World News
COMECE protests removal of EU research program's ethics clause
Published: September 21, 2012
WARSAW, Poland (CNS) -- A commission representing the European Union's Catholic bishops protested the removal of an ethics clause from a major EU research program, saying it could encourage funding of research using embryos. "The procurement of human embryonic stem cells hasn't been funded by the EU till now -- but if this program now goes ahead as proposed, this will depend on the discretion of the governing European Commission," said Jose Ramos Ascensao, legal adviser for research and bioethics for the bishops' commission, COMECE. "With many other organizations, we want greater protection for human embryos.
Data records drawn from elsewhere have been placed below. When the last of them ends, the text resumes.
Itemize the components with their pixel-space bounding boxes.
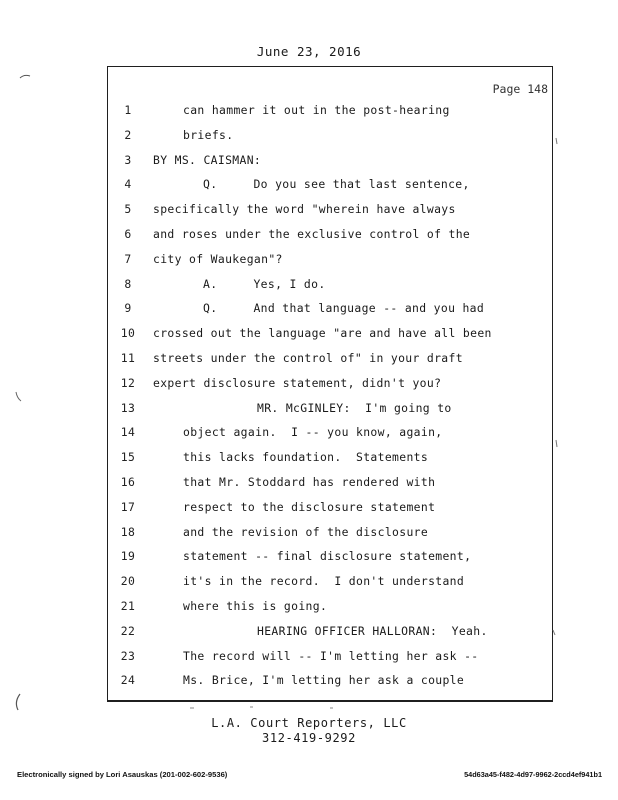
line-text: briefs. [183, 127, 234, 142]
line-text: specifically the word "wherein have always [153, 202, 456, 217]
transcript-line [107, 346, 553, 371]
transcript-line [107, 123, 553, 148]
transcript-line [107, 222, 553, 247]
transcript-line [107, 197, 553, 222]
line-text: that Mr. Stoddard has rendered with [183, 474, 436, 489]
line-text: HEARING OFFICER HALLORAN: Yeah. [257, 623, 488, 638]
line-text: where this is going. [183, 598, 328, 613]
line-text: object again. I -- you know, again, [183, 425, 443, 440]
transcript-line [107, 98, 553, 123]
line-text: and the revision of the disclosure [183, 524, 429, 539]
transcript-line [107, 495, 553, 520]
transcript-line [107, 371, 553, 396]
scan-speck [16, 694, 20, 710]
line-number: 12 [120, 375, 136, 390]
line-text: expert disclosure statement, didn't you? [153, 375, 442, 390]
line-number: 6 [124, 226, 132, 241]
line-number: 24 [120, 673, 136, 688]
scan-speck [16, 392, 21, 401]
line-number: 23 [120, 648, 136, 663]
line-number: 13 [120, 400, 136, 415]
line-number: 20 [120, 574, 136, 589]
line-text: crossed out the language "are and have all been [153, 326, 492, 341]
line-text: MR. McGINLEY: I'm going to [257, 400, 452, 415]
line-text: BY MS. CAISMAN: [153, 152, 262, 167]
scan-speck [556, 440, 557, 447]
line-text: The record will -- I'm letting her ask -- [183, 648, 479, 663]
line-text: respect to the disclosure statement [183, 499, 436, 514]
line-number: 11 [120, 350, 136, 365]
court-reporter-name: L.A. Court Reporters, LLC [211, 716, 407, 730]
line-number: 5 [124, 202, 132, 217]
line-text: Q. And that language -- and you had [203, 301, 485, 316]
transcript-line [107, 544, 553, 569]
transcript-line [107, 644, 553, 669]
line-number: 2 [124, 127, 132, 142]
line-number: 18 [120, 524, 136, 539]
transcript-line [107, 594, 553, 619]
court-reporter-phone: 312-419-9292 [262, 731, 356, 745]
line-number: 1 [124, 103, 132, 117]
line-number: 7 [124, 251, 132, 266]
page-number: Page 148 [492, 82, 548, 96]
line-number: 9 [124, 301, 132, 316]
document-id: 54d63a45-f482-4d97-9962-2ccd4ef941b1 [464, 770, 602, 779]
transcript-line [107, 420, 553, 445]
transcript-line [107, 569, 553, 594]
line-text: city of Waukegan"? [153, 251, 283, 266]
transcript-line [107, 296, 553, 321]
transcript-line [107, 668, 553, 693]
line-text: it's in the record. I don't understand [183, 574, 465, 589]
line-number: 17 [120, 499, 136, 514]
line-number: 8 [124, 276, 132, 291]
scan-speck [20, 75, 30, 78]
scan-speck [190, 707, 333, 708]
header-date: June 23, 2016 [256, 44, 362, 59]
line-number: 22 [120, 623, 136, 638]
transcript-line [107, 396, 553, 421]
transcript-line [107, 619, 553, 644]
line-number: 16 [120, 474, 136, 489]
line-number: 4 [124, 177, 132, 192]
line-text: can hammer it out in the post-hearing [183, 103, 450, 117]
line-number: 10 [120, 326, 136, 341]
transcript-line [107, 445, 553, 470]
line-text: streets under the control of" in your draft [153, 350, 463, 365]
line-number: 3 [124, 152, 132, 167]
line-text: Ms. Brice, I'm letting her ask a couple [183, 673, 465, 688]
line-number: 14 [120, 425, 136, 440]
line-number: 15 [120, 450, 136, 465]
scan-speck [553, 630, 555, 635]
transcript-line [107, 321, 553, 346]
line-text: and roses under the exclusive control of the [153, 226, 471, 241]
line-number: 21 [120, 598, 136, 613]
transcript-line [107, 247, 553, 272]
transcript-body [107, 98, 553, 693]
transcript-line [107, 470, 553, 495]
transcript-line [107, 172, 553, 197]
line-text: this lacks foundation. Statements [183, 450, 429, 465]
transcript-line [107, 272, 553, 297]
transcript-line [107, 520, 553, 545]
line-text: statement -- final disclosure statement, [183, 549, 472, 564]
transcript-line [107, 148, 553, 173]
electronic-signature-note: Electronically signed by Lori Asauskas (201-002-602-9536) [17, 770, 228, 779]
line-text: Q. Do you see that last sentence, [203, 177, 470, 192]
line-text: A. Yes, I do. [203, 276, 326, 291]
scan-speck [556, 138, 557, 144]
line-number: 19 [120, 549, 136, 564]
Although the EU's member-states see it as their prerogative to fund any research they want, EU funds shouldn't be given to any projects involving embryo destruction." Members of the European Parliament are preparing to vote on "Horizon 2020," the EU's new research and innovation program, which will run from 2014 to 2020 with a budget of 87 billion euros ($113 billion). Ascensao told Catholic News Service Sept. 21 that research on human embryonic stem cells had raised "important ethical issues" without achieving any "significant clinical benefits." He added that the European Court of Justice had banned the patenting of inventions using embryo destruction in an October 2011 ruling, thus "clearly defining a legal standard" within the EU.